REPETITA IUVANT - HOW TO DISTINGUISH BETWEEN MILORD/GENTLEMEN IN RESIN OR CELLUOID
I keep on receiving requests from collectors and users who are not able to distinguish between Milord and Gentlemen pens in celluloid and resin.
Although I have already approached this subject, I will do it again, following the Latin saying “repetita iuvant” and hoping to make things easier to understand.
Actually the pens are very very similar. Design and size are almost identical but there are a few details which can easily help to identify time of production and material.
A pinch of history:
According to the Omas Book ( Emilio Dolcini - Omas - ed. OPS) Milord and Gentlemen models were introduced in 1963. Actually, the real date of introduction must be a bit later, probably after 1965, since an Omas catalogue from that year does not include them, yet.

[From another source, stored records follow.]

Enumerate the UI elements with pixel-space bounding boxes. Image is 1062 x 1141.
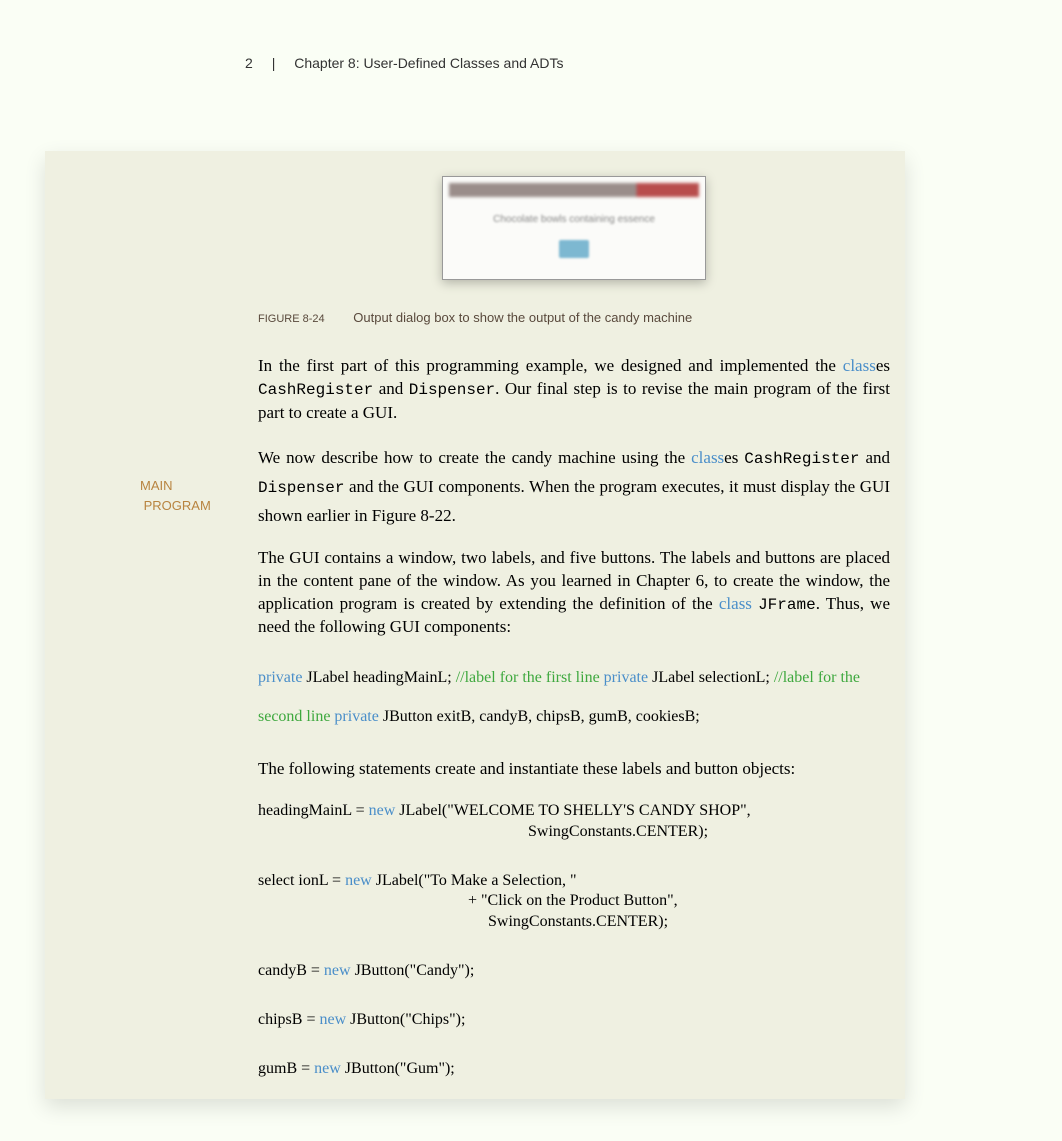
paragraph-3: The GUI contains a window, two labels, a…	[258, 547, 890, 639]
figure-caption: FIGURE 8-24 Output dialog box to show th…	[258, 310, 890, 325]
code-declarations: private JLabel headingMainL; //label for…	[258, 659, 890, 736]
code-selection-l: select ionL = new JLabel("To Make a Sele…	[258, 871, 890, 933]
content-block: MAIN PROGRAM Chocolate bowls containing …	[45, 151, 905, 1099]
chapter-title: Chapter 8: User-Defined Classes and ADTs	[294, 55, 563, 71]
dialog-body: Chocolate bowls containing essence	[449, 209, 699, 273]
code-gum-b: gumB = new JButton("Gum");	[258, 1059, 890, 1080]
textbook-page: 2 | Chapter 8: User-Defined Classes and …	[0, 0, 1062, 1099]
figure-caption-text: Output dialog box to show the output of …	[353, 310, 692, 325]
page-header: 2 | Chapter 8: User-Defined Classes and …	[245, 55, 1062, 71]
main-text-column: Chocolate bowls containing essence FIGUR…	[258, 151, 905, 1099]
dialog-ok-button	[559, 240, 589, 258]
section-label: MAIN PROGRAM	[140, 476, 211, 515]
code-heading-main: headingMainL = new JLabel("WELCOME TO SH…	[258, 801, 890, 843]
section-label-line1: MAIN	[140, 478, 173, 493]
section-label-line2: PROGRAM	[144, 498, 211, 513]
paragraph-4: The following statements create and inst…	[258, 758, 890, 781]
paragraph-2: We now describe how to create the candy …	[258, 444, 890, 528]
page-number: 2	[245, 55, 253, 71]
dialog-message: Chocolate bowls containing essence	[449, 214, 699, 225]
code-chips-b: chipsB = new JButton("Chips");	[258, 1010, 890, 1031]
code-candy-b: candyB = new JButton("Candy");	[258, 961, 890, 982]
paragraph-1: In the first part of this programming ex…	[258, 355, 890, 424]
figure-dialog-box: Chocolate bowls containing essence	[442, 176, 706, 280]
dialog-titlebar	[449, 183, 699, 197]
figure-label: FIGURE 8-24	[258, 313, 325, 325]
header-divider: |	[272, 55, 276, 71]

In 1965, Omas was still officially offering 55Xs, 361s (both cylindrical and facetted), Vs and Cs models but no Milord nor Gentlemen.
Given this, the span of life of these models was just a bit longer than 10 years, since they were replaced in the early 1980’s by the line of resin Gentleman, Milord and Paragon pens.
That being said, it is important to clarify that the original assumption that the barrel engraving Gentlemen only refers to pens in celluloid from the 1960s, is not true.
After finding a number of Omas Gentlemen pens in black resin, I think it can be stated that the early resin production of the 1980’s was with the “Gentlemen” engraving and only later on, the name was ( maybe by mistake?) changed into Gentleman
At this point, here are the details you have to check out to be sure to date your pen and define the material.
1) Facets on the cap
Look below the cap bands, if the facets end with a straight line, it is resin.
If the facets end with a rounded design, it is celluloid.
2) Facets on the barrel
The same is true for the way the facets end below the grip. If they form a straight line, it is resin. If they are rounded, it is celluloid.
Celluloid sections have a somewhat lighter outline, while resin sections look a bit sturdier and thicker.
4) Turning knob
Gentlemen and Milord pens in celluloid have the traditional Omas piston filling mechanism, the same as you can find on 55Xs, Extras and Ogivas from the 1950’s; the mechanism is kept in place and assembled using a small pin which goes through the turning knob.
Resin pens of the 1980’s have an injection moulded piston which is assembled in a different way and does not need the pin.
So, if there is a small hole in the turning knob, it is celluloid, if there is no hole, it is resin.
Celluloid Milord and Gentlemen models were fitted with Omas Extra Lucens nibs like the ones used on 55X/F and previously on Extra Lucens Models.
Later Milord and Gentlemen/Gentleman models have instead modern Omas nibs with a round venthole without the engraving Extra Lucens.